Kinderen die kou lijden en volwassenen die zichzelf snijden. Maar ook een hongerstaking van vluchtelingen en een brand in een overvol kamp. Martha van den Herik (25) uit Opheusden maakte het mee nadat ze haar baan als leerkracht opzegde en naar Lesbos vertrok.
Een militair terrein vol goedkope koepeltentjes, omringd door betonnen muren met prikkeldraad erop. Dat is kamp Moria, vertelt Van den Herik, thuis op de bank in Opheusden.
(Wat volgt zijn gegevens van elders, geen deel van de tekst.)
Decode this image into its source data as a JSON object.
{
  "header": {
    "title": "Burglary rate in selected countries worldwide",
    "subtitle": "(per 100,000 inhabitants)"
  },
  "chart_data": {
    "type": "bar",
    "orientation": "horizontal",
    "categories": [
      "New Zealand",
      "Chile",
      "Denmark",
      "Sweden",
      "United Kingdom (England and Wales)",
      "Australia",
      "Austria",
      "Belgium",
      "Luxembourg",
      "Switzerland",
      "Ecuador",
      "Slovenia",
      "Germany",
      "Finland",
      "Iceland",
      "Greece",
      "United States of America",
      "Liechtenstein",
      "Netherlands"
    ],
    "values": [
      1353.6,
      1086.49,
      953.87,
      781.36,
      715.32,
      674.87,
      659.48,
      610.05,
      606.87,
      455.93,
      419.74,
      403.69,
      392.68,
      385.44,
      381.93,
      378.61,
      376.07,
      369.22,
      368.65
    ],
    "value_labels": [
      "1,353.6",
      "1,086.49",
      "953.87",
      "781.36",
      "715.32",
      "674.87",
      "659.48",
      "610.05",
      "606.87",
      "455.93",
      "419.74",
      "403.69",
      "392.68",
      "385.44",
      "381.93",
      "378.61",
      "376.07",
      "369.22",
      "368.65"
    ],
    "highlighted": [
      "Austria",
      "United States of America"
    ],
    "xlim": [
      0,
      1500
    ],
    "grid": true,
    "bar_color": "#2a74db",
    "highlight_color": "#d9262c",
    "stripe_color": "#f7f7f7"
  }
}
Ze is even terug in het ouderlijk huis om bij te tanken. Binnenkort vertrekt ze opnieuw naar Lesbos, waar ze zich sinds april als langetermijnvrijwilliger inzet voor ontheemden.
Eind vorig jaar vloog Van den Herik voor het eerst naar het Griekse eiland. Wekelijks komen daar via de Middellandse Zee vluchtelingen en migranten aan vanuit Turkije. Ze besteedde haar kerstvakantie aan vrijwilligerswerk in Moria. Wat ze er aantrof? „Chaos. Het was superkoud, een gevoelstemperatuur van min 14 graden. Regelmatig stonden tenten onder water of braken tentstokken. Ik was de hele dag bezig dit soort problemen op te lossen. Ook moest ik soms een deel van het kamp bewaken waar de kwetsbaarste groepen iets betere opvang hadden.”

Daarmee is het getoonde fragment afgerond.